In my last post I talked about how success at a certain business model tends to create an organization that’s invested in that business model. When it’s time to more forward, the organization rebels and sucks you under. Think of GM producing cars for a vast local market that was shrinking as imports went from an exotic choice to a commonsense one. GM was such an attractive edifice, no one was willing to tear it up to make it work in a new market. So the market tore it up instead.
Which raises the question: how and when do you innovate in order to prevent being swallowed in the mire?
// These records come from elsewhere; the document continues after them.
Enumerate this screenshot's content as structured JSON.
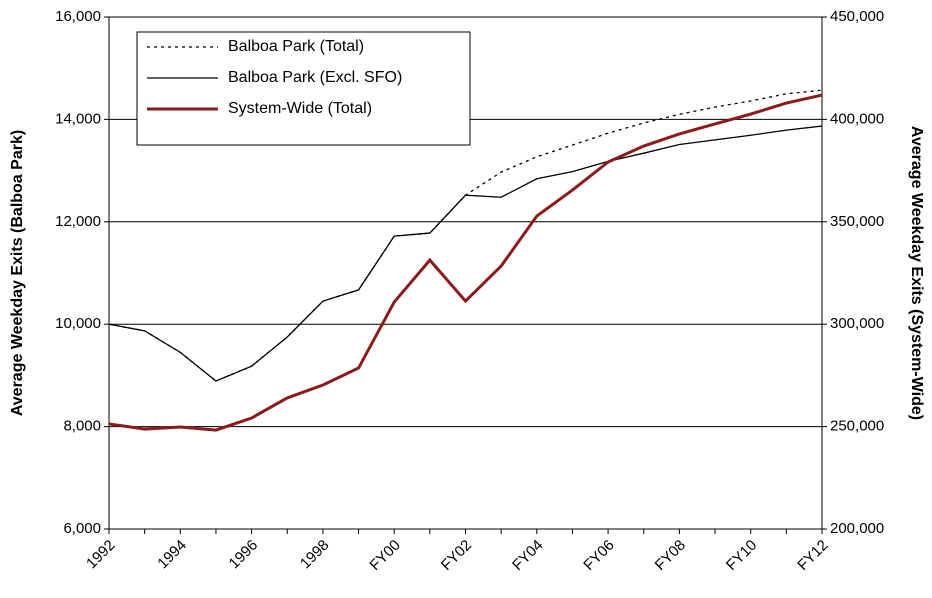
{
  "chart_data": {
    "type": "line",
    "categories": [
      "1992",
      null,
      "1994",
      null,
      "1996",
      null,
      "1998",
      null,
      "FY00",
      null,
      "FY02",
      null,
      "FY04",
      null,
      "FY06",
      null,
      "FY08",
      null,
      "FY10",
      null,
      "FY12"
    ],
    "series": [
      {
        "name": "Balboa Park (Total)",
        "color": "#000000",
        "dash": "dotted",
        "values": [
          10000,
          9870,
          9450,
          8890,
          9180,
          9750,
          10450,
          10670,
          11720,
          11780,
          12520,
          12970,
          13270,
          13500,
          13730,
          13930,
          14100,
          14240,
          14360,
          14500,
          14570
        ]
      },
      {
        "name": "Balboa Park (Excl. SFO)",
        "color": "#000000",
        "dash": "solid",
        "values": [
          10000,
          9870,
          9450,
          8890,
          9180,
          9750,
          10450,
          10670,
          11720,
          11780,
          12520,
          12480,
          12840,
          12980,
          13180,
          13340,
          13510,
          13600,
          13690,
          13790,
          13870
        ]
      },
      {
        "name": "System-Wide (Total)",
        "color": "#8b1a1a",
        "dash": "solid",
        "axis": "y2",
        "values": [
          251300,
          248800,
          249800,
          248300,
          254200,
          264000,
          270300,
          278600,
          310800,
          331300,
          311300,
          328400,
          352800,
          365500,
          379200,
          387000,
          392900,
          397800,
          402600,
          408000,
          411900
        ]
      }
    ],
    "ylabel": "Average Weekday Exits (Balboa Park)",
    "y2label": "Average Weekday Exits (System-Wide)",
    "ylim": [
      6000,
      16000
    ],
    "yticks": [
      {
        "value": 6000,
        "label": "6,000"
      },
      {
        "value": 8000,
        "label": "8,000"
      },
      {
        "value": 10000,
        "label": "10,000"
      },
      {
        "value": 12000,
        "label": "12,000"
      },
      {
        "value": 14000,
        "label": "14,000"
      },
      {
        "value": 16000,
        "label": "16,000"
      }
    ],
    "y2lim": [
      200000,
      450000
    ],
    "y2ticks": [
      {
        "value": 200000,
        "label": "200,000"
      },
      {
        "value": 250000,
        "label": "250,000"
      },
      {
        "value": 300000,
        "label": "300,000"
      },
      {
        "value": 350000,
        "label": "350,000"
      },
      {
        "value": 400000,
        "label": "400,000"
      },
      {
        "value": 450000,
        "label": "450,000"
      }
    ],
    "grid": true,
    "legend": "upper left"
  }
}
It’s probably too late to do disruptive innovation when your business model becomes threatened – the time to do it is before your business model becomes too stable.
Google is a great example – from search to ads, to cloud to mobile, it keeps disrupting itself, and stays footloose.
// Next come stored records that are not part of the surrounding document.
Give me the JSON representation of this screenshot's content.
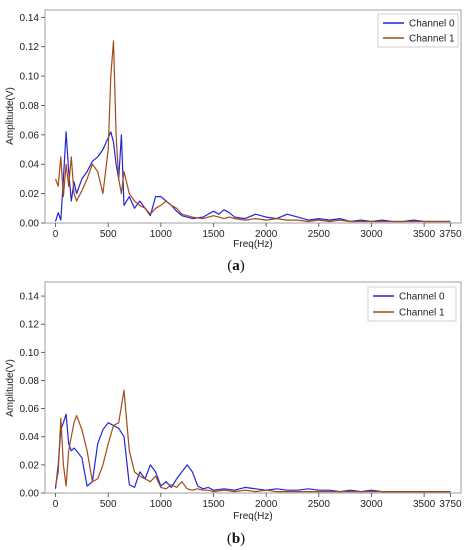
{
  "chart_data": [
    {
      "type": "line",
      "panel": "a",
      "caption": "(a)",
      "xlabel": "Freq(Hz)",
      "ylabel": "Amplitude(V)",
      "xlim": [
        -100,
        3850
      ],
      "ylim": [
        0,
        0.145
      ],
      "xticks": [
        0,
        500,
        1000,
        1500,
        2000,
        2500,
        3000,
        3500,
        3750
      ],
      "xtick_labels": [
        "0",
        "500",
        "1000",
        "1500",
        "2000",
        "2500",
        "3000",
        "3500",
        "3750"
      ],
      "yticks": [
        0.0,
        0.02,
        0.04,
        0.06,
        0.08,
        0.1,
        0.12,
        0.14
      ],
      "ytick_labels": [
        "0.00",
        "0.02",
        "0.04",
        "0.06",
        "0.08",
        "0.10",
        "0.12",
        "0.14"
      ],
      "grid": false,
      "legend": "top-right",
      "series": [
        {
          "name": "Channel 0",
          "color": "#2424d8",
          "x": [
            0,
            25,
            50,
            75,
            100,
            125,
            150,
            175,
            200,
            250,
            300,
            350,
            400,
            450,
            500,
            525,
            550,
            575,
            600,
            625,
            650,
            700,
            750,
            800,
            850,
            900,
            950,
            1000,
            1050,
            1100,
            1150,
            1200,
            1300,
            1400,
            1500,
            1550,
            1600,
            1650,
            1700,
            1800,
            1900,
            2000,
            2100,
            2200,
            2300,
            2400,
            2500,
            2600,
            2700,
            2800,
            2900,
            3000,
            3100,
            3200,
            3300,
            3400,
            3500,
            3600,
            3700,
            3750
          ],
          "y": [
            0.001,
            0.007,
            0.002,
            0.03,
            0.062,
            0.035,
            0.015,
            0.028,
            0.02,
            0.03,
            0.035,
            0.042,
            0.045,
            0.05,
            0.058,
            0.062,
            0.055,
            0.04,
            0.03,
            0.06,
            0.012,
            0.018,
            0.01,
            0.015,
            0.01,
            0.005,
            0.018,
            0.018,
            0.015,
            0.012,
            0.008,
            0.005,
            0.003,
            0.004,
            0.008,
            0.006,
            0.009,
            0.007,
            0.004,
            0.003,
            0.006,
            0.004,
            0.003,
            0.006,
            0.004,
            0.002,
            0.003,
            0.002,
            0.003,
            0.001,
            0.002,
            0.001,
            0.002,
            0.001,
            0.001,
            0.002,
            0.001,
            0.001,
            0.001,
            0.001
          ]
        },
        {
          "name": "Channel 1",
          "color": "#a34a1a",
          "x": [
            0,
            25,
            50,
            75,
            100,
            125,
            150,
            175,
            200,
            250,
            300,
            350,
            400,
            450,
            500,
            525,
            550,
            575,
            600,
            625,
            650,
            700,
            750,
            800,
            850,
            900,
            950,
            1000,
            1050,
            1100,
            1150,
            1200,
            1300,
            1400,
            1500,
            1550,
            1600,
            1650,
            1700,
            1800,
            1900,
            2000,
            2100,
            2200,
            2300,
            2400,
            2500,
            2600,
            2700,
            2800,
            2900,
            3000,
            3100,
            3200,
            3300,
            3400,
            3500,
            3600,
            3700,
            3750
          ],
          "y": [
            0.03,
            0.025,
            0.045,
            0.018,
            0.04,
            0.025,
            0.045,
            0.02,
            0.015,
            0.022,
            0.03,
            0.04,
            0.035,
            0.02,
            0.05,
            0.1,
            0.124,
            0.06,
            0.03,
            0.02,
            0.035,
            0.02,
            0.015,
            0.012,
            0.01,
            0.006,
            0.01,
            0.012,
            0.015,
            0.012,
            0.01,
            0.006,
            0.004,
            0.003,
            0.005,
            0.004,
            0.003,
            0.004,
            0.003,
            0.002,
            0.003,
            0.002,
            0.003,
            0.002,
            0.002,
            0.001,
            0.002,
            0.001,
            0.002,
            0.001,
            0.001,
            0.001,
            0.001,
            0.001,
            0.001,
            0.001,
            0.001,
            0.001,
            0.001,
            0.001
          ]
        }
      ]
    },
    {
      "type": "line",
      "panel": "b",
      "caption": "(b)",
      "xlabel": "Freq(Hz)",
      "ylabel": "Amplitude(V)",
      "xlim": [
        -100,
        3850
      ],
      "ylim": [
        0,
        0.15
      ],
      "xticks": [
        0,
        500,
        1000,
        1500,
        2000,
        2500,
        3000,
        3500,
        3750
      ],
      "xtick_labels": [
        "0",
        "500",
        "1000",
        "1500",
        "2000",
        "2500",
        "3000",
        "3500",
        "3750"
      ],
      "yticks": [
        0.0,
        0.02,
        0.04,
        0.06,
        0.08,
        0.1,
        0.12,
        0.14
      ],
      "ytick_labels": [
        "0.00",
        "0.02",
        "0.04",
        "0.06",
        "0.08",
        "0.10",
        "0.12",
        "0.14"
      ],
      "grid": false,
      "legend": "top-right",
      "series": [
        {
          "name": "Channel 0",
          "color": "#2424d8",
          "x": [
            0,
            25,
            50,
            75,
            100,
            125,
            150,
            175,
            200,
            250,
            300,
            350,
            400,
            450,
            500,
            550,
            600,
            650,
            700,
            750,
            800,
            850,
            900,
            950,
            1000,
            1050,
            1100,
            1150,
            1200,
            1250,
            1300,
            1350,
            1400,
            1450,
            1500,
            1600,
            1700,
            1800,
            1900,
            2000,
            2100,
            2200,
            2300,
            2400,
            2500,
            2600,
            2700,
            2800,
            2900,
            3000,
            3100,
            3200,
            3300,
            3400,
            3500,
            3600,
            3700,
            3750
          ],
          "y": [
            0.003,
            0.02,
            0.045,
            0.05,
            0.056,
            0.035,
            0.03,
            0.032,
            0.03,
            0.025,
            0.005,
            0.008,
            0.035,
            0.045,
            0.05,
            0.048,
            0.046,
            0.04,
            0.006,
            0.004,
            0.015,
            0.01,
            0.02,
            0.015,
            0.005,
            0.008,
            0.004,
            0.01,
            0.015,
            0.02,
            0.015,
            0.005,
            0.003,
            0.004,
            0.002,
            0.003,
            0.002,
            0.004,
            0.003,
            0.002,
            0.003,
            0.002,
            0.002,
            0.003,
            0.002,
            0.002,
            0.001,
            0.002,
            0.001,
            0.002,
            0.001,
            0.001,
            0.001,
            0.001,
            0.001,
            0.001,
            0.001,
            0.001
          ]
        },
        {
          "name": "Channel 1",
          "color": "#a34a1a",
          "x": [
            0,
            25,
            50,
            75,
            100,
            125,
            150,
            175,
            200,
            250,
            300,
            350,
            400,
            450,
            500,
            550,
            600,
            650,
            700,
            750,
            800,
            850,
            900,
            950,
            1000,
            1050,
            1100,
            1150,
            1200,
            1250,
            1300,
            1350,
            1400,
            1450,
            1500,
            1600,
            1700,
            1800,
            1900,
            2000,
            2100,
            2200,
            2300,
            2400,
            2500,
            2600,
            2700,
            2800,
            2900,
            3000,
            3100,
            3200,
            3300,
            3400,
            3500,
            3600,
            3700,
            3750
          ],
          "y": [
            0.005,
            0.015,
            0.053,
            0.02,
            0.005,
            0.03,
            0.04,
            0.05,
            0.055,
            0.045,
            0.03,
            0.008,
            0.01,
            0.02,
            0.035,
            0.048,
            0.05,
            0.073,
            0.03,
            0.015,
            0.012,
            0.01,
            0.008,
            0.012,
            0.004,
            0.003,
            0.006,
            0.004,
            0.008,
            0.003,
            0.002,
            0.003,
            0.002,
            0.002,
            0.001,
            0.002,
            0.001,
            0.002,
            0.001,
            0.002,
            0.001,
            0.001,
            0.001,
            0.001,
            0.001,
            0.001,
            0.001,
            0.001,
            0.001,
            0.001,
            0.001,
            0.001,
            0.001,
            0.001,
            0.001,
            0.001,
            0.001,
            0.001
          ]
        }
      ]
    }
  ]
}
Another example is Netflix. When they started, they could have been MailFlix – after all, they delivered all their goods by mail. But they knew that they were entering a Net-based world, and tying their fate to the postal system was not the way to go. They chose the unsettled, ever-changing idea of the Net.
Sure it’s uncomfortable working without a firm underpinning of stability. That’s why we need to be comfortable with being uncomfortable.
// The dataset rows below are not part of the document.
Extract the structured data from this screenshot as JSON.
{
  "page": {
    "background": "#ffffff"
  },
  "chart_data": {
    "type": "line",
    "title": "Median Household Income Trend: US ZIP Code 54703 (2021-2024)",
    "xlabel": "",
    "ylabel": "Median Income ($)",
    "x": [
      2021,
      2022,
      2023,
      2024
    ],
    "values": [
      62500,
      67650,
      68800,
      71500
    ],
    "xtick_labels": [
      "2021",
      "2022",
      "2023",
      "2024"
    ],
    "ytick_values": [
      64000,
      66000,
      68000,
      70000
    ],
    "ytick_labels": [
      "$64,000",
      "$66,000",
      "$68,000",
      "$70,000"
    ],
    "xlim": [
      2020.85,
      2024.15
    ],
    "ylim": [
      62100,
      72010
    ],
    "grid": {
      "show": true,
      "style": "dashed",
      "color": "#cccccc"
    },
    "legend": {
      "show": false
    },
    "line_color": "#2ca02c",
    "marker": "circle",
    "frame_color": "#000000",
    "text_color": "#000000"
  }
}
That’s not as unnatural as it seems. Yes, we all desire comfort and security, but we also have the need to be creative. Discomfort can be very energizing for the creative process. Look at Intel, a huge company that can only survive by innovating at a ruthless pace. Intel is constantly working to make their own technology irrelevant. Their former CEO, Andy Grove, called it constructive paranoia.
And paranoia means never having to say you’re comfortable.